Published On July 15, 2018 | Reviews

Dummy load boxes are just that… dumb. UA’s Ox is much more.

Review: Preshan John

The struggle is real. You’re trying to lay down electric guitar tracks through a vintage tube amp and quad — in your living room. The guitarist insists the ‘true tone’ of the amp exists beyond the halfway Volume knob mark, but it feels like the beastly 100W head explodes with the slightest twist above two. Mattresses go up and curtains are draped to counteract the tsunami of SPL but with little effect on your neighbour’s nerves. You resort to an amp simulator plug-in. 

The UA Ox is designed to solve this age-old problem for guitarists. The Ox can be used in two ways. First, you can hook up a cabinet direct so it acts as an in-between load box to allow your amp to enter its favourable range while maintaining full control over the level sent to the cabinet, without sacrificing tone. Second, you can use the several cabinet emulations which already exist inside Ox to complete your tone. This means you get genuine tube amp tone and feel but with the ability to tap that tone as a line signal into whatever you want — be it a DAW in the studio or a mixing console on the stage. 


Physical connections include Line Out and Headphone outputs, both of which are post-cabinet emulation, then there’s a Speaker output without cab emulation to go directly to a physical guitar cabinet. In addition, there’s an S/PDIF output via RCA or Toslink and a footswitch port.

A number of chunky switched knobs adorn the front panel. Out of the box, the six positions of the Rig knob provide quick access to different preset cabinet and mic configurations. The Speaker Volume knob sets the level going to a cabinet and the Room knob controls the room ambience volume. 

With a Marshall JCM 2000 Dual Super Lead tube head connected to the Ox via the 16Ω input, I plugged in my Strat and had a strum with the Rig set to Position 1. Listening through a JBL eight-inch studio monitor connected to the Ox’s Line Output, it felt like playing through an amplifier — because I was. The best part is I could crank the Marshall’s output to a glorious tube-y crunch and dial down the Ox output to enjoy every drip of tone without blowing the windows out. 

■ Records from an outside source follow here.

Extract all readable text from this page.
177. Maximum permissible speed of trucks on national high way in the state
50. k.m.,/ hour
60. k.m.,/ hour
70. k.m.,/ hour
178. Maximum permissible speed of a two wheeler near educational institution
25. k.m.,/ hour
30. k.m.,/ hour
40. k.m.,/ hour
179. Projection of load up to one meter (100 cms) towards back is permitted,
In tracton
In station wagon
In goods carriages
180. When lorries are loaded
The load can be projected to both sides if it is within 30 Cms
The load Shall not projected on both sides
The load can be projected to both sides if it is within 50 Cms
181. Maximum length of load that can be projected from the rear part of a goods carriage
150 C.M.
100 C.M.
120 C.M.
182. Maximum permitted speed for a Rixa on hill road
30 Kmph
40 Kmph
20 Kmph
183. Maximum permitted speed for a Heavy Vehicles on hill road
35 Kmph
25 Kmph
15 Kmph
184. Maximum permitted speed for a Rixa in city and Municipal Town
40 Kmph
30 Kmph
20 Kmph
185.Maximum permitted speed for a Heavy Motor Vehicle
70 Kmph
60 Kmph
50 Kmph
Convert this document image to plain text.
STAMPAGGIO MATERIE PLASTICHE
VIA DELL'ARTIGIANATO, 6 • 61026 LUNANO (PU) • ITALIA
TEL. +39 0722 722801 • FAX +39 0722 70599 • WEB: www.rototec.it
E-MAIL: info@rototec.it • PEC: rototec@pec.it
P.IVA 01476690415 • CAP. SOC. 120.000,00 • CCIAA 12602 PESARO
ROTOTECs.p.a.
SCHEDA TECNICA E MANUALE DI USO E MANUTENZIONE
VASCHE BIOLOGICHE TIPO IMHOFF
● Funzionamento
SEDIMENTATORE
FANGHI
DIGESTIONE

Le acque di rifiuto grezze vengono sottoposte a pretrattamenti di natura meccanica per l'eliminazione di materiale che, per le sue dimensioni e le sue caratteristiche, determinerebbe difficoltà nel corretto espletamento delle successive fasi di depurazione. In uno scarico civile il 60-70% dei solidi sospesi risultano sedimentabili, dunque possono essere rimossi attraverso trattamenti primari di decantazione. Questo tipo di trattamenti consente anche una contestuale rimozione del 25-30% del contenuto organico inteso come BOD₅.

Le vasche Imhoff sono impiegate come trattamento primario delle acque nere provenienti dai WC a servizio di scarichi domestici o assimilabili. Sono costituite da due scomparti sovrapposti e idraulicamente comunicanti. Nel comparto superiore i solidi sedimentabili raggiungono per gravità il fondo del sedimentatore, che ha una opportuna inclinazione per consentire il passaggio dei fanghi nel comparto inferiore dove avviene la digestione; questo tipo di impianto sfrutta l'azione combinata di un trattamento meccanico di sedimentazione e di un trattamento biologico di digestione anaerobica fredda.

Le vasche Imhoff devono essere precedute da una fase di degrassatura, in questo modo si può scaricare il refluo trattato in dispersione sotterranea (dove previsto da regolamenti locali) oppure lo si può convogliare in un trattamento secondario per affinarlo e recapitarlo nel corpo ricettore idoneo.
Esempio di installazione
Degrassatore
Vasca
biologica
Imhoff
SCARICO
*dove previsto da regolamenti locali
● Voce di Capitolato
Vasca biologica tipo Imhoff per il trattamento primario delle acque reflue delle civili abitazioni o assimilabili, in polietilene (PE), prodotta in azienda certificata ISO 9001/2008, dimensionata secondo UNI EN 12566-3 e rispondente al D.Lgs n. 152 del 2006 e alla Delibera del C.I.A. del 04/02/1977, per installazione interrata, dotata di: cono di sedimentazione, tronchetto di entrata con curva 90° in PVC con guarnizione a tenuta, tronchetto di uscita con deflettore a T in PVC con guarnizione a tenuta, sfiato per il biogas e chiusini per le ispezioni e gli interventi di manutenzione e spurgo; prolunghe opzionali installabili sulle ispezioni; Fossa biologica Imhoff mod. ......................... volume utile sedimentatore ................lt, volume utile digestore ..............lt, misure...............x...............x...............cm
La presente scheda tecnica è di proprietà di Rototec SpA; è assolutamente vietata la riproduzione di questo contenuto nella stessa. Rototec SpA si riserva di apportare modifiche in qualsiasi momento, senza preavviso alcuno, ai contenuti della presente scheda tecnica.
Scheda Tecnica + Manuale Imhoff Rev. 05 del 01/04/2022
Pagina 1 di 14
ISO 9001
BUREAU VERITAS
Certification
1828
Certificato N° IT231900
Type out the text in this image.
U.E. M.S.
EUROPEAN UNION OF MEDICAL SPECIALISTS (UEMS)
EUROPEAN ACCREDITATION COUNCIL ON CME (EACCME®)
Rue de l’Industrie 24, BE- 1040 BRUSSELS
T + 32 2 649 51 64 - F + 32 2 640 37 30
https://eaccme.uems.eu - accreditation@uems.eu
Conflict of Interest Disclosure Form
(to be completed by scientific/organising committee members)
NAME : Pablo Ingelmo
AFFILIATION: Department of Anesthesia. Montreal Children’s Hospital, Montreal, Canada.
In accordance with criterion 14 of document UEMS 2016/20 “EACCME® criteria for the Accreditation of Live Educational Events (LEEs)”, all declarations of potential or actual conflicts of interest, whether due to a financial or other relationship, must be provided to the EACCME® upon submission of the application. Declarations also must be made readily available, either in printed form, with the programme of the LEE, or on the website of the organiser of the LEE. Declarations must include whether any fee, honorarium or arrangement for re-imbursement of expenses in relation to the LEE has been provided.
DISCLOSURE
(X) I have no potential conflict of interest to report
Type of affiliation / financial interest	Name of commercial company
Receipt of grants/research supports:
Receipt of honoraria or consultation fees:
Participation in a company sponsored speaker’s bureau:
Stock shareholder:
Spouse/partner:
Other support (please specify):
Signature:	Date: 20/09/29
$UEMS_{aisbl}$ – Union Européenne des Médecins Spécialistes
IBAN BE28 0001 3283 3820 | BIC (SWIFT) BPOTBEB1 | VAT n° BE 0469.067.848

Now, not all load boxes are created equal, which is why some (Ox included) can cost the equivalent of a boutique amplifier. Ox has a fully analogue reactive load onboard, which means it has a continuously variable impedance and response, to counter the varying attenuation. In short, it sounds good no matter what head you plug in, or what level you run it at.


To get the most out of Ox’s inherent abilities you’ll need to make it talk to its own app via a computer or iOS device. After downloading and launching the Mac app, follow the on-screen prompts to first connect to Ox’s built-in Wi-Fi, then connect it to your usual Wi-Fi. Once you are told the software has been registered, the Ox app GUI appears. I love that the interaction between Ox and device is completely wireless, especially when you have the unit sitting with your guitar amps at the other end of your studio. 

The interface is basic and intuitive. First, there’s the rather extensive list of cabinets ranging from a 1×10 to several 4×12 varieties. 50W/100W output level options are provided and the Speaker Breakup knob lets you “control the harmonics and sonic complexity that occurs only at certain frequencies and volume levels on various speakers”. No complaints here whatsoever — playing through the cab emulations is a thoroughly lifelike experience and UAD’s modelling and DSP prowess shines in each model. 

Level/Mute/Solo controls for Mic 1, Mic 2 and the Room Mic let you find the perfect balance capturing the cabinet’s tone. Mic emulations include an SM57, MD421, R121, 160, U67, C414 and Direct. A four-band graphic EQ with HPF and LPF is provided for each mic, or you can choose a parametric EQ if you prefer. I was impressed with the natural character of the Room Mic channel and the Damp switch (which puts a rug under the amp).

The best part is I could crank the Marshall’s output to a glorious tube-y crunch and dial down the Ox output to enjoy every drip of tone without blowing the windows out.


On the Master channel is a tasteful chain of an EQ, 1176 SE Compressor, Delay and Plate Reverb inserts. These effects are what I think makes Ox more than just a load box. It’s a self-sufficient, stage-ready guitar rig. Many guitarists will find there’s more than enough configurability within Ox to get you through a show without needing tons of pedals or extra gear.

Of course, the app allows you to create and save your own presets. Click Assign at the top of the app to designate any of these presets to the six positions of the Rig knob on the unit for easy access to your favourites.

As a recording solution Ox offers loads of tonal options and outputs to work in any studio setting. Its app integration and preset-building ability makes it comfortably handle the demands of guitarists playing live. Whether your home is the studio, the stage, or both, Ox is a well implemented fix for amp lovers who never get to turn their amps up.